Without the SAB distribution behind it, Amstel is not the force it was, with market share falling from 9% to less than 5%. With intensive advertising Castle Lite has been repositioned as SAB’s main premium brand in SA, importing technology that makes the seal on the tin go blue when the drink is optimally cold.

But what’s SABMiller’s game plan to reach number one? Is Mackay scouting for new deals or will he chase volumes?

“We have the strongest global footprint in the brewing industry, with a highly attractive embedded growth profile and a good balance of earnings from a range of different geographies,” says Mackay. “We aren’t disadvantaged by our current scale, though we do continue to look at a mix of both greenfield and acquisition opportunities to move into new markets and beverage segments.”

SABMiller is seen as a good proxy for emerging markets — not even Unilever can boast SAB’s 75% of sales in emerging markets. Mackay says many emerging markets still have large informal or illicit alcohol segments, dominated by unbranded spirits or indigenous beers.
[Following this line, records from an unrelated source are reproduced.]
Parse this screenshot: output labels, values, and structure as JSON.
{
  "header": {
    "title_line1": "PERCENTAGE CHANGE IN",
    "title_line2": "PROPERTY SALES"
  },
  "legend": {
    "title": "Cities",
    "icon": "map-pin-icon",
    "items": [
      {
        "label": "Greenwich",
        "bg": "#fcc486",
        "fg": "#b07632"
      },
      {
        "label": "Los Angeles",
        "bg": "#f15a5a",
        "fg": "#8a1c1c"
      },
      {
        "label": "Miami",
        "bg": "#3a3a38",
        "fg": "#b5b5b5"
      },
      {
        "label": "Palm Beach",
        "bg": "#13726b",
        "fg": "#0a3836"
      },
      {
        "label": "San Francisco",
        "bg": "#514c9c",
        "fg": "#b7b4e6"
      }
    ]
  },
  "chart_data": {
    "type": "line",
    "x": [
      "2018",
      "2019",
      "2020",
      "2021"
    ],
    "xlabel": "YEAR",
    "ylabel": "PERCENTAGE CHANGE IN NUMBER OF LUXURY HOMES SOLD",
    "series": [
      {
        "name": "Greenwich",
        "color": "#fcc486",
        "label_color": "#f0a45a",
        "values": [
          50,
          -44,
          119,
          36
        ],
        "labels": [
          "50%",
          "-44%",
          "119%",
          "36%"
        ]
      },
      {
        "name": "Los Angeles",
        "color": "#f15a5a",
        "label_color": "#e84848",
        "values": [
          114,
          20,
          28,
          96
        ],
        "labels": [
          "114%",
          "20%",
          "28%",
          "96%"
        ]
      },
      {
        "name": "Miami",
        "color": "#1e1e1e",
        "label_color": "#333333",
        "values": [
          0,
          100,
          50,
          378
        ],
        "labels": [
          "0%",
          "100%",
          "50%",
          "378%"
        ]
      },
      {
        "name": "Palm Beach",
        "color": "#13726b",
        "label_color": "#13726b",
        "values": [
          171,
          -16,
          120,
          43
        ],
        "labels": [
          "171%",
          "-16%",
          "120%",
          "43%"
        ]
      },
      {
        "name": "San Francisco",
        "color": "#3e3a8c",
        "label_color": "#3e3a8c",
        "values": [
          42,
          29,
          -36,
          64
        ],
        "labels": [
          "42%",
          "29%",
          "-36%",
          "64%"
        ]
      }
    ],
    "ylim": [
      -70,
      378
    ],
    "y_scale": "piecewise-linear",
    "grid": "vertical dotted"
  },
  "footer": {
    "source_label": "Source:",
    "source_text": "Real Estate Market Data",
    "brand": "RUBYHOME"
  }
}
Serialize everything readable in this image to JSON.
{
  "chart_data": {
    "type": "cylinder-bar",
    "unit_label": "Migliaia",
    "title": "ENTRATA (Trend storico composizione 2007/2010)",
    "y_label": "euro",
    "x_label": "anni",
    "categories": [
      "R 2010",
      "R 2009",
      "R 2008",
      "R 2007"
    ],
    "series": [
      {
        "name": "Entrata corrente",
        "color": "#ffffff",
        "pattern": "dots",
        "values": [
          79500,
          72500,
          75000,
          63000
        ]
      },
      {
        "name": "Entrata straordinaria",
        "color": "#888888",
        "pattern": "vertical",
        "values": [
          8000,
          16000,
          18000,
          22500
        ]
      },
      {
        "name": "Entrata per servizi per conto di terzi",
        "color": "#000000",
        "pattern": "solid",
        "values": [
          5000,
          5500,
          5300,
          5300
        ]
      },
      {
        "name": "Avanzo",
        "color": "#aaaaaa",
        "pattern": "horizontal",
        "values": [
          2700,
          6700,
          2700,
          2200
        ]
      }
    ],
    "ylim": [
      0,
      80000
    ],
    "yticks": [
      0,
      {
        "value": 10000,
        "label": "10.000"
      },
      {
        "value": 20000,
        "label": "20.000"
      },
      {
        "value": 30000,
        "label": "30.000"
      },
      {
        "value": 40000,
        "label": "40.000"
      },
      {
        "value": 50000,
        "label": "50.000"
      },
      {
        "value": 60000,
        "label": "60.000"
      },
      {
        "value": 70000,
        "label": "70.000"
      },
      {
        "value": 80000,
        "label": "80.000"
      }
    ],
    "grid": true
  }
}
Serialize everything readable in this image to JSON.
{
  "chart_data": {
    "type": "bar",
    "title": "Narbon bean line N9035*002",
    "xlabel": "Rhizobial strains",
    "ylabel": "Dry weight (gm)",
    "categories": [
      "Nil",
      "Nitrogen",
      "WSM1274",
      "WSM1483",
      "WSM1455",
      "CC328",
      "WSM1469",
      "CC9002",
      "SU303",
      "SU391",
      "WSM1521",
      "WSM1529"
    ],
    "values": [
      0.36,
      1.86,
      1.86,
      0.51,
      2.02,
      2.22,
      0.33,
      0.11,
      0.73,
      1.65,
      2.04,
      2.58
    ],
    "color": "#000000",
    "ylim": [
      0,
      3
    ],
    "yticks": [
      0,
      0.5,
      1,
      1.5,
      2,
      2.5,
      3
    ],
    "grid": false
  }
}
“Commercially produced beer is taking its share of alcohol because it’s affordable, high quality and aspirational owing to branding and advertising,” adds Mackay. “ We also see average consumption rates of beer well below international norms, with increases driven by rising wealth and disposable income.”

But he says life is tougher in more developed markets, where competition from wine and spirits is more intense. Building premium brands and innovating are the way to maintain market share and drive profit there.

SABMiller is now so big that there will always be some weak areas, but there are still some growth areas that can only be dreamt of in large developed markets. Volumes in Africa outside SA — in which Castle is the largest brand — were up 9%; there was 10% growth in Peru, 10% by volume in China — where its Snow brand is the largest brand in the world — and 10% in India.

Despite competition from Brandhouse in SA, and the incursions of Budweiser at the Fifa World Cup games, SA volumes also increased by 2%.

Mackay is now 61 and while there is no official retirement age at the group, he must be reaching his final few years as CEO. With Wyman’s imminent retirement, the shareholders would be uncomfortable if Mackay left too soon .

It is known that SABMiller has canvassed the possibility of Mackay succeeding Kahn (72) as executive chairman, with perhaps either head of Europe Alan Clark , Africa head Mark Bowman or Van Kralingen as MD . All are South African and schooled in the SAB Way. The golden thread continues.